Another example is not so much "eating more" - but "eat at the right time".  If you skip breakfast (something I am changing my mind about) you might "binge" later - so "eating less" becomes "eating more".

 

Legaleli

We all have something that works differently for each of us.  When I first joined and was reading all these posts about eating more I was a bit skeptical.  It went against everything I've been told for over 30 years of dieting.  But when I was stuck on a plateau for over 2 weeks (even though I was eating whole foods in the recommended %'s), I thought I'm going to play with the numbers and see if it can work.

And I was dumbstruck to find out that just by going from 1200/1300 day to 1500/1600 day I started losing, consistenly and I didn't increase my exercise levels either.  So I can see that it does work - I'm eating the same foods just more of them.  If I hadn't tried this, I would have given up as I have given up in the past for this very reason.  And this food plan isn't something that I will get tired of either because I have so much variety - its something that's sustainable for me for life and the number one thing is that its healthy.  My goals aren't about numbers but about being healthy.

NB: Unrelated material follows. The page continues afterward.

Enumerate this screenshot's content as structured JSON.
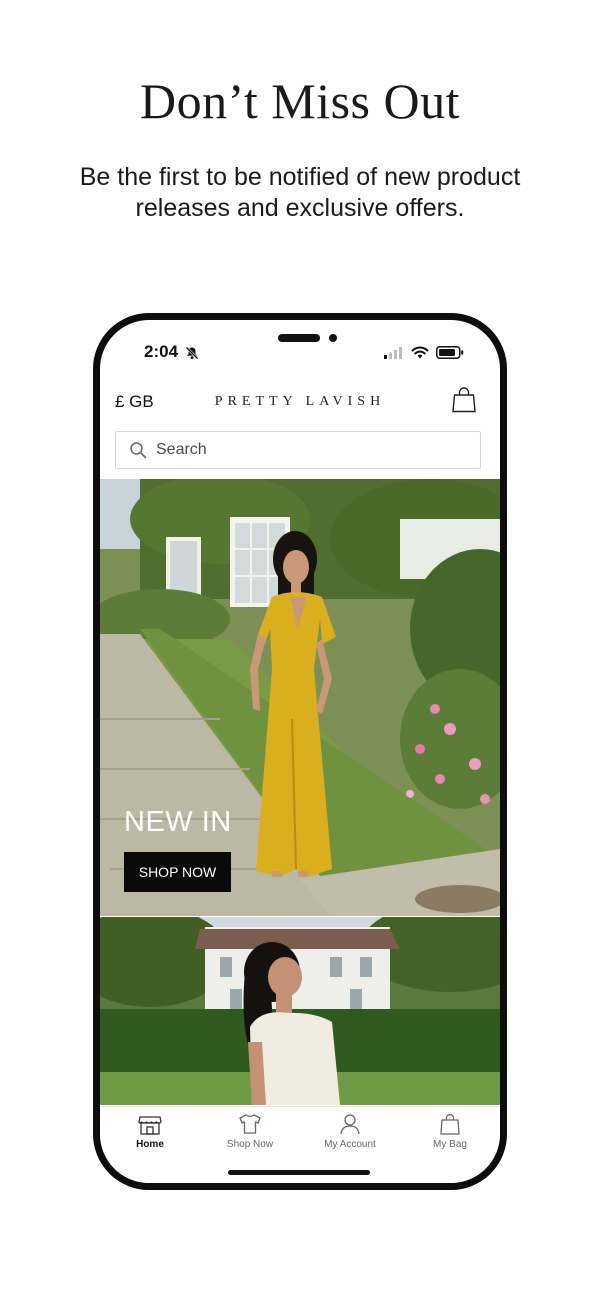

Everyone is different so what works for some might not work for others and I'm sure that how much weight you are trying to lose factors into that as well.  We have to be flexible along the way and try different things - this is a great place to learn from others positive experiences.  Just something to think about before saying there is only one way.  For me, if I say something like that I'm setting myself up for failure. 

My two cent.  Best of luck to everyone.

I believe you - but it is far more likely the KIND of food you added, or something unseen, rather than simply the fact that you increased the amount of food you ate. 

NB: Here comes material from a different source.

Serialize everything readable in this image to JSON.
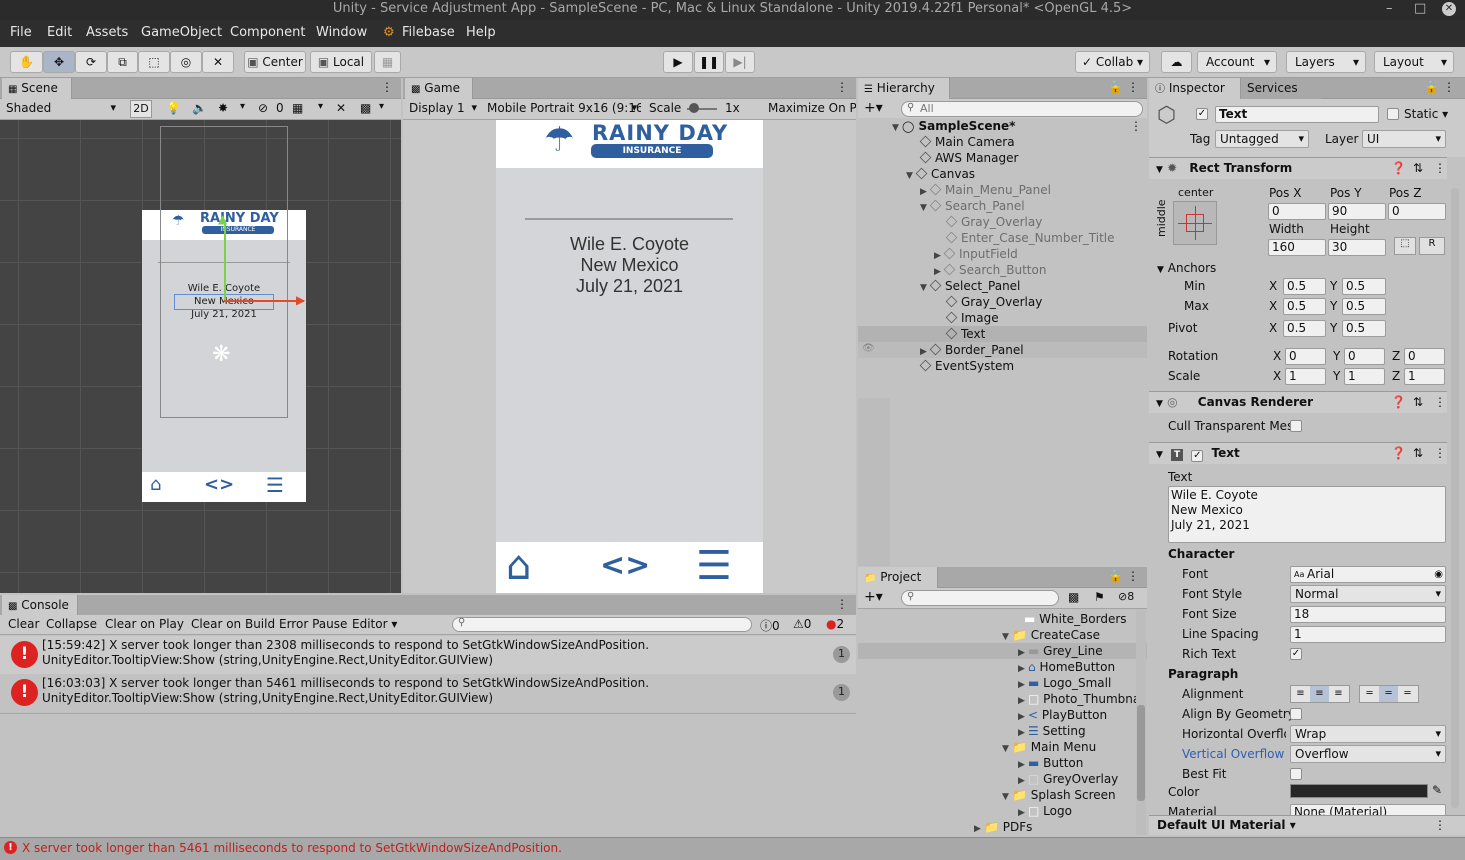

Kbattiato- that is a great suggestion, i bring them to work (i waitress) when i have to work a double which is usually a 12-14 hour shift because they are high calorie, full of great stuff and easy to eat- but it never occured to me to eat them after a workout.  That's such a great suggestion because I have feeling SOO full, and since I eat food that's mainly not calorie dense I have to eat a ton of it to get enough calories in.. but with the bars its like the size of a snack but actually a meal.  I am definitely going to start incorporating these into day. 

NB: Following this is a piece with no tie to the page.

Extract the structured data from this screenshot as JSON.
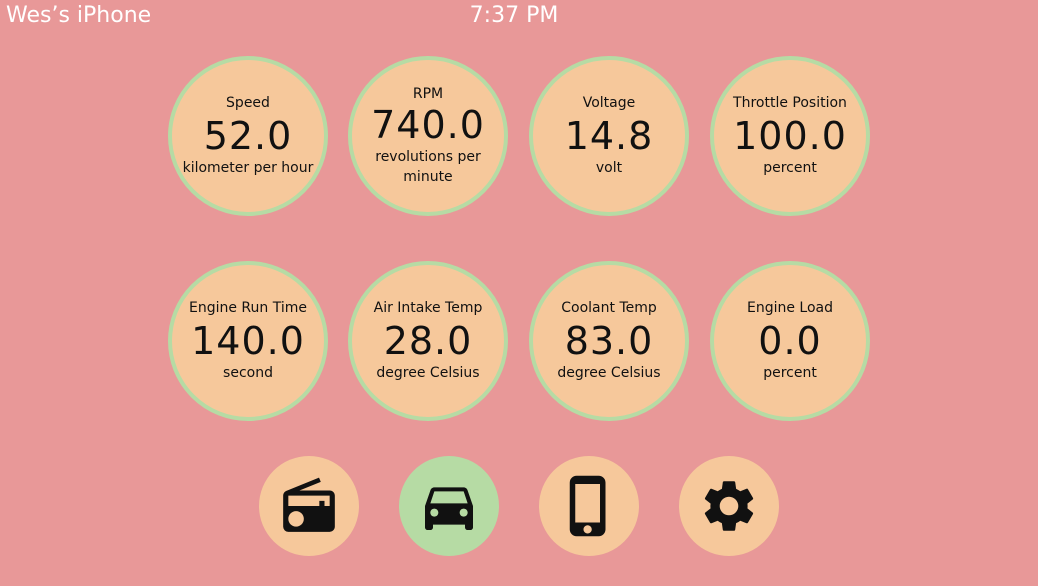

Legaleli- just out of curiosity since I don't know anything about this, what will upping my calcium do for me?

Tortoisewins- I am not completely vegan, I eat things like egg whites and I will eat prepackaged food that has traces of dairy etc in them (granola bars and stuff).  What is ghee?? Peanutbutter is on my daily menu, I buy the organic stuff it's so tastey! And I love avocados but I never buy them, maybe I should start.  I am just scared about eating too much fat and then having that cause me to not lose weight, but right now I think that I might not be getting enough because the only fat I really get is from peanut butter and I only eat 2 tbsp per day.

Lynnmm- Your story is very very encouraging, thank you for sharing it! It gives me hope and while I am very worried about gaining weight from upping my calories I am open minded to trying it because I am not ready to give up yet.

Today is day 3 of eating more! Sunday will mark one week and I will readjust from there.

If I were a scientist I would say "Dietary calcium plays a pivotal role in the regulation of energy metabolism because high-calcium diets attenuate adipocyte lipid accretion and weight gain during the overconsumption of an energy-dense diet and increase lipolysis and preserve thermogenesis during caloric restriction, which thereby markedly accelerates weight loss."

The translation is "A diet high in calcium slows your body's attempts at adding bodyfat and therefore slows weightgain especially when you eat too much, and tells the body to use fat, not muscle, to get energy.  It keeps the body burning energy even when you're hungry.

This all has to do with something called "partitioning" - which is the process by which the body decides where it will get energy to feed itself.

 

Also, the acidophilus pills might be more than just a science tweak to your diet.  My mix of calcium and acidophilus is an attempt to mimic yogurt - without the milk.  That is - there are pro-biotic effects of acidophilus - and I believe the more the merrier.